Government

Letter from Malcolm Rifkind, Minister of State at the Foreign Office, replying to a request from Des Starrs, Chair of Southern Africa the Imprisoned Society (SATIS), for the British government to intervene on behalf of the Kassinga detainees. In 1978 South African armed forces killed around 600 Namibian refugees at Kassinga refugee camp in Angola and took hundreds more prisoner. Five years later some of them were still held in detention in Namibia. Malcolm Rifkind turned down the request for a meeting on the grounds that he had already met an AAM delegation to discuss repression in the Ciskei.

Letter from AAM President Bishop Trevor Huddleston to Prime Minister Thatcher asking her to stop the English rugby tour of South Africa in 1984. The government refused to intervene and the tour went ahead in spite of widespread protests.

Letter from AAM President Archbishop Trevor Huddleston expressing the widespread opposition in Britain to Prime Minister Margaret Thatcher’s invitation to President P W Botha to visit Britain in June 1984. Thatcher held talks with Botha at her country residence Chequers, rather than at 10 Downing Street, in order to avoid protesters. More than 50,000 people marched through central London on the day of the talks, the biggest anti-apartheid demonstration to date.

President P W Botha’s visit to Britain in June 1984 was the first such visit since South Africa left the Commonwealth in 1961. It followed South Africa’s adoption of a new constitution in 1983. This memo sought assurances from Prime Minister Margaret Thatcher that the British government was committed to universal suffrage in a united South Africa. Thatcher was sufficiently concerned about opposition to the visit to agree to meet a delegation from the AAM.

Letter from Prime Minister Margaret Thatcher about her meeting with P W Botha in June 1984. Instead of calling for one person one vote, she told him that the British government would accept a system of government that had ‘the consent of the South African people’. She said she had ‘expressed concern at the continued detention of Nelson Mandela’.

Six leaders of the United Democratic Front and the South African Indian Congress entered the British consulate in Durban to avoid detention by the South African authorities in 1984. Three of them were immediately detained on leaving the consulate. This letter from Prime Minister Thatcher to the AAM’s Chair Bob Hughes MP defended the British government’s decision to bar access to the lawyers of the remaining three men. Five of the six were charged with high treason.

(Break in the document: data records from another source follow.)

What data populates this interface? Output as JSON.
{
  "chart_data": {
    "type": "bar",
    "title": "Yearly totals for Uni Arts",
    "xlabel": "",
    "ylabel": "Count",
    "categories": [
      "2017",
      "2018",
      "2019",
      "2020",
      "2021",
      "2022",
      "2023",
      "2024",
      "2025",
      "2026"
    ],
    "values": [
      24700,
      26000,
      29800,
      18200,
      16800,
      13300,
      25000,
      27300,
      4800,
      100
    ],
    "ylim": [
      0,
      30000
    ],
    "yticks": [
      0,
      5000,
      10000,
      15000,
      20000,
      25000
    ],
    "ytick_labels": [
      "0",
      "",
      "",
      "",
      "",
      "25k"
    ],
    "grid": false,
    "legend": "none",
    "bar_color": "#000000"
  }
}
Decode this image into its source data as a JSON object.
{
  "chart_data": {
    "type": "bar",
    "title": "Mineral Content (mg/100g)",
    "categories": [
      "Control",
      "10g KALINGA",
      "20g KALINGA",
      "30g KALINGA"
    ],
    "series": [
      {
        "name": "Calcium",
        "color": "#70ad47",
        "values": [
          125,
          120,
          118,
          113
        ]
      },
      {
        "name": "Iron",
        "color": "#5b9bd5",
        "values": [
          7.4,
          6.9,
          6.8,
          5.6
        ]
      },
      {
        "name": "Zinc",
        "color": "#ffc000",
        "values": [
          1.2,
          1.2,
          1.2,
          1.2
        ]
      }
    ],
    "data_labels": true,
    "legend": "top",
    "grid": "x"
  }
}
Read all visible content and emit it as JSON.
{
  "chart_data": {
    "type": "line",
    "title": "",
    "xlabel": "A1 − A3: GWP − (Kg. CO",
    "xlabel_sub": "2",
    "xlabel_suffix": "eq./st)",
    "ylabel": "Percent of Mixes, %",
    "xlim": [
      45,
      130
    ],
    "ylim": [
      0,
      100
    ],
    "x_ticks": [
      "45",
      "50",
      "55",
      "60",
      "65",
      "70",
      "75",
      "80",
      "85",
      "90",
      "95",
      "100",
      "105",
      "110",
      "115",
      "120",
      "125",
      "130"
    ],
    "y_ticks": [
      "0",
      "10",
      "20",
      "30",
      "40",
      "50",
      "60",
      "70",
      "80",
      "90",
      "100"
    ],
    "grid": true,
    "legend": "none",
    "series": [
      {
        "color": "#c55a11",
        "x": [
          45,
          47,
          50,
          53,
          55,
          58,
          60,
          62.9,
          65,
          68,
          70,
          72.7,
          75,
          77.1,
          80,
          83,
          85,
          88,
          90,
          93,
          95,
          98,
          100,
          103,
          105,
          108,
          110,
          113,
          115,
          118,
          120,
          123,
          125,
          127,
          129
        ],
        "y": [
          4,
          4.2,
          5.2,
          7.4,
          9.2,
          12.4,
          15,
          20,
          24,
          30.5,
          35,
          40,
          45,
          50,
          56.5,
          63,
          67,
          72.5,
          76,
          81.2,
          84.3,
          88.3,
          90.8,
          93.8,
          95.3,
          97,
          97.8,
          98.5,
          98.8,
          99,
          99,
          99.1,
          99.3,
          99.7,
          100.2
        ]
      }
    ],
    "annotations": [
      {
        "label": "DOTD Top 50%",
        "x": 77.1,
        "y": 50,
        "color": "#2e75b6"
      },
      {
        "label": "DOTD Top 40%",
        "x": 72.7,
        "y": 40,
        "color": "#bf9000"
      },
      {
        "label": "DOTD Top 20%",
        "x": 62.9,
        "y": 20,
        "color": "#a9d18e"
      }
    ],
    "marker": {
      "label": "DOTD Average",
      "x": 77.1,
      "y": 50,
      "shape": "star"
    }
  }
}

Memorandum arguing for a review of British government policy on Namibia. The memorandum urged the British government to support mandatory measures against South Africa under Chapter VII of the UN Charter if South Africa continued to obstruct talks on Namibian independence.

Letter from Foreign Secretary Geoffrey Howe in response to the AAM’s memorandum ‘Britain and Namibia’. He stated that although the British government did not regard the withdrawal of Cuban forces from Angola as an essential precondition of Namibian independence, in practice withdrawal offered the best prospect for the success of negotiations.